Il devient vite nécessaire de savoir décrire les armoiries de façon précise : c'est la science de l'héraldique. Elle veille au respect des règles de création des blasons et en assure la description à l'aide d'un vocabulaire spécifique.
Aujourd'hui encore, des communes, des régions et des particuliers créent leurs blasons.
S'initier à l'héraldique
L'héraldique est une science complexe. Voici une sélection de quelques notions pour en découvrir les bases.
Forme du blason
Le blason français représente un écu, c'est-à-dire un bouclier. La partie inférieure, légèrement effilée vers le bas, se nomme la « pointe » ; la partie supérieure, la plus large, est appelée le « chef », c'est-à-dire la tête.
Les blasons des femmes et des « filles » (célibataires) sont souvent en forme de losange.
Gauche et droite
Le langage des blasons utilise « dextre » pour désigner la droite et « senestre » pour désigner la gauche.
Pour le chevalier qui porte l'écu, la gauche est bien à gauche. Mais, pour celui qui le regarde et se trouve en face de lui, c'est l'inverse : le côté gauche de l'écu est à sa droite.
Dans une description de blason, on se place du point de vue du spectateur : « senestre » signifie donc « du côté droit » !
Partitions de base
Le blason peut se diviser, comme si il avait reçu un coup d'épée. Ces divisions, les plus fréquentes et les plus simples, sont appelées les partitions de base.
- coup donné dans le sens vertical : le blason est dit « parti »
- coup donné dans le sens horizontal : le blason est dit « coupé »
- coup donné de droite à gauche : le blason est dit « taillé »
- coup donné de gauche à droite : le blason est dit « tranché »
Brisures
Pour désigner la branche cadette ou la branche bâtarde d'une famille, on modifie le blason d'origine.
Par exemple, au Moyen-Âge, les ducs de Bourbon sont apparentés aux rois de France mais ils n'appartiennent pas à la famille régnante : une bande de gueules (rouge) apposée en travers du blason de France, permet de les identifier.
Les couleurs
L'héraldique utilise principalement six couleurs, rassemblées en trois groupes : les émaux, les métaux et les fourrures.
Les émaux
- rouge, dit « gueules » en terme héraldique
- bleu, dit « azur » en terme héraldique
- vert, dit « sinople » en terme héraldique
- noir, dit « sable » en terme héraldique
Les métaux
- jaune, dit « or » en terme héraldique
- blanc, dit « argent » en terme héraldique
Les fourrures
- Hermine : ce terme désigne la fourrure hivernale de l'hermine.
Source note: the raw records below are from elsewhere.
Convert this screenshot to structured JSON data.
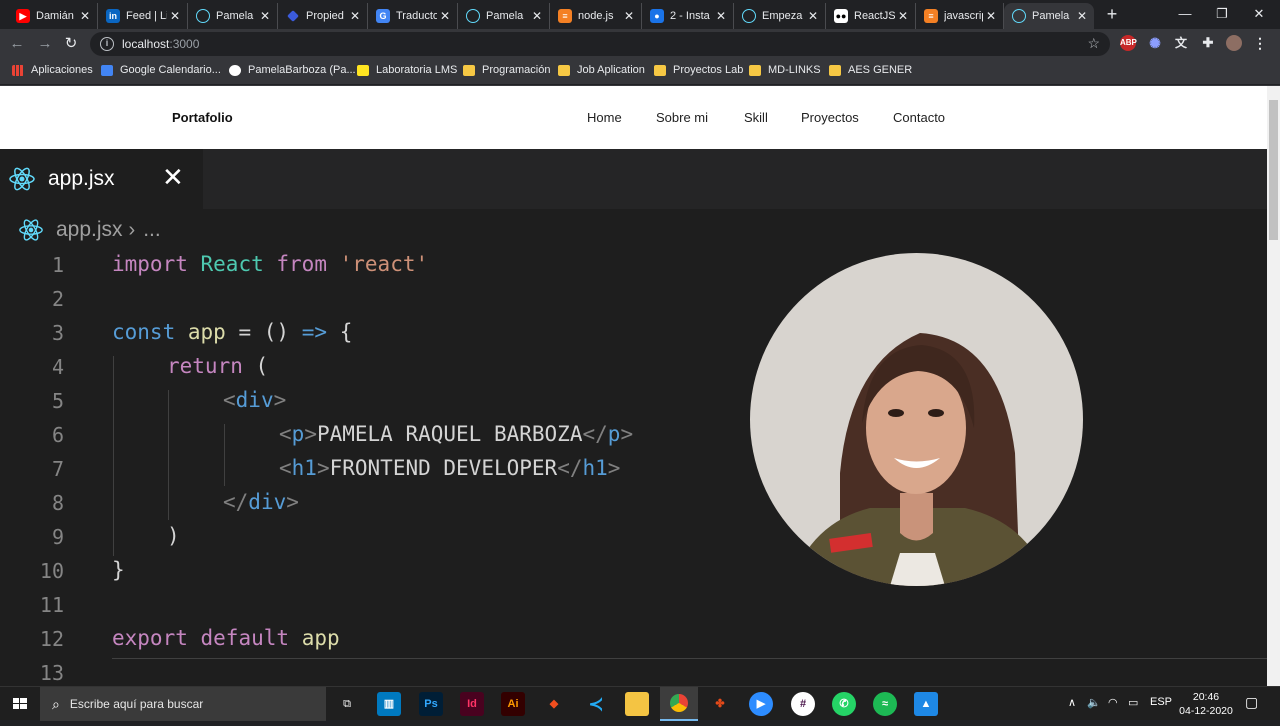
{
  "browser": {
    "tabs": [
      {
        "label": "Damián",
        "icon": "youtube-icon",
        "color": "#ff0000"
      },
      {
        "label": "Feed | Li",
        "icon": "linkedin-icon",
        "color": "#0a66c2"
      },
      {
        "label": "Pamela",
        "icon": "react-icon",
        "color": "#61dafb"
      },
      {
        "label": "Propied",
        "icon": "diamond-icon",
        "color": "#3b5bdb"
      },
      {
        "label": "Traducto",
        "icon": "translate-icon",
        "color": "#4285f4"
      },
      {
        "label": "Pamela",
        "icon": "react-icon",
        "color": "#61dafb"
      },
      {
        "label": "node.js",
        "icon": "stackoverflow-icon",
        "color": "#f48024"
      },
      {
        "label": "2 - Insta",
        "icon": "person-icon",
        "color": "#1a73e8"
      },
      {
        "label": "Empeza",
        "icon": "react-icon",
        "color": "#61dafb"
      },
      {
        "label": "ReactJS",
        "icon": "medium-icon",
        "color": "#ffffff"
      },
      {
        "label": "javascrip",
        "icon": "stackoverflow-icon",
        "color": "#f48024"
      },
      {
        "label": "Pamela",
        "icon": "react-icon",
        "color": "#61dafb"
      }
    ],
    "url_host": "localhost",
    "url_port": ":3000",
    "bookmarks": [
      {
        "label": "Aplicaciones",
        "icon": "apps-grid-icon"
      },
      {
        "label": "Google Calendario...",
        "icon": "calendar-icon"
      },
      {
        "label": "PamelaBarboza (Pa...",
        "icon": "github-icon"
      },
      {
        "label": "Laboratoria LMS",
        "icon": "laboratoria-icon"
      },
      {
        "label": "Programación",
        "icon": "folder-icon"
      },
      {
        "label": "Job Aplication",
        "icon": "folder-icon"
      },
      {
        "label": "Proyectos Lab",
        "icon": "folder-icon"
      },
      {
        "label": "MD-LINKS",
        "icon": "folder-icon"
      },
      {
        "label": "AES GENER",
        "icon": "folder-icon"
      }
    ],
    "extensions": [
      "ABP",
      "gear",
      "translate",
      "puzzle",
      "avatar"
    ]
  },
  "site": {
    "brand": "Portafolio",
    "nav": [
      "Home",
      "Sobre mi",
      "Skill",
      "Proyectos",
      "Contacto"
    ]
  },
  "editor": {
    "filename": "app.jsx",
    "breadcrumb_tail": "...",
    "line_numbers": [
      "1",
      "2",
      "3",
      "4",
      "5",
      "6",
      "7",
      "8",
      "9",
      "10",
      "11",
      "12",
      "13"
    ],
    "code": {
      "l1": {
        "kw": "import",
        "cls": "React",
        "from": "from",
        "str": "'react'"
      },
      "l3": {
        "const": "const",
        "name": "app",
        "eq": "=",
        "parens": "()",
        "arrow": "=>",
        "brace": "{"
      },
      "l4": {
        "ret": "return",
        "paren": "("
      },
      "l5": {
        "open": "<",
        "tag": "div",
        "close": ">"
      },
      "l6": {
        "tag": "p",
        "text": "PAMELA RAQUEL BARBOZA"
      },
      "l7": {
        "tag": "h1",
        "text": "FRONTEND DEVELOPER"
      },
      "l8": {
        "tag": "div"
      },
      "l9": {
        "paren": ")"
      },
      "l10": {
        "brace": "}"
      },
      "l12": {
        "export": "export",
        "default": "default",
        "name": "app"
      }
    }
  },
  "taskbar": {
    "search_placeholder": "Escribe aquí para buscar",
    "apps": [
      "task-view",
      "trello",
      "photoshop",
      "indesign",
      "illustrator",
      "figma",
      "vscode",
      "file-explorer",
      "chrome",
      "git-kraken",
      "zoom",
      "slack",
      "whatsapp",
      "spotify",
      "photos"
    ],
    "language": "ESP",
    "time": "20:46",
    "date": "04-12-2020"
  }
}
- Vair : ce terme désigne des clochettes.
D'autres couleurs sont également utilisées :
- carnation (couleur de la chair) ;
- pourpre ;
- orangé ;
- tanné (brun-orangé comme du cuir).
Règle de contrariété des couleurs
- Émaux : les émaux ne peuvent pas être directement superposés ou juxtaposés entre eux. Il convient d'alterner un émail et métal.
- Métaux : les métaux ne peuvent pas être directement superposés ou juxtaposés entre eux. Il convient d'alterner un émail et métal.
- Les fourrures échappent à cette règle.
Notons que les exceptions à cette régle sont assez fréquentes : dans ce cas, les armes fautives sont tolérées, mais sont appelées armes à enquerre.
Meubles
Pour personnaliser son blason, on utilise des figures appelées meubles, qui en effet « meublent » l'espace. Elles recouvrent les domaines les plus variés, parmi lesquels :
Animaux
Objets de la vie courante
Navires
Armes parlantes et jeux de mots
Certains blasons jouent sur les mots entre leur patronyme et le meuble représenté : l'image à elle-seule suffit à comprendre le nom de famille, elle est « parlante ».
D'autres blasons sont des rébus.
Les meubles et les couleurs sont chargés d'une signification symbolique : courage, loyauté, fidélité, etc. En les combinant, le créateur du blason exprime son caractère, ses qualités et ses valeurs.
Le langage héraldique
Afin de décrire le blason, on utilise un vocabulaire très spécifique et très précis ; il constitue une sorte de langage codé, parsemé de faux-amis !
Quelques exemples :
- "Essorant" ne signifie pas "essorer", faire sortir l'eau d'un linge, mais "prendre son essor", c'est-à-dire, s'envoler comme un oiseau.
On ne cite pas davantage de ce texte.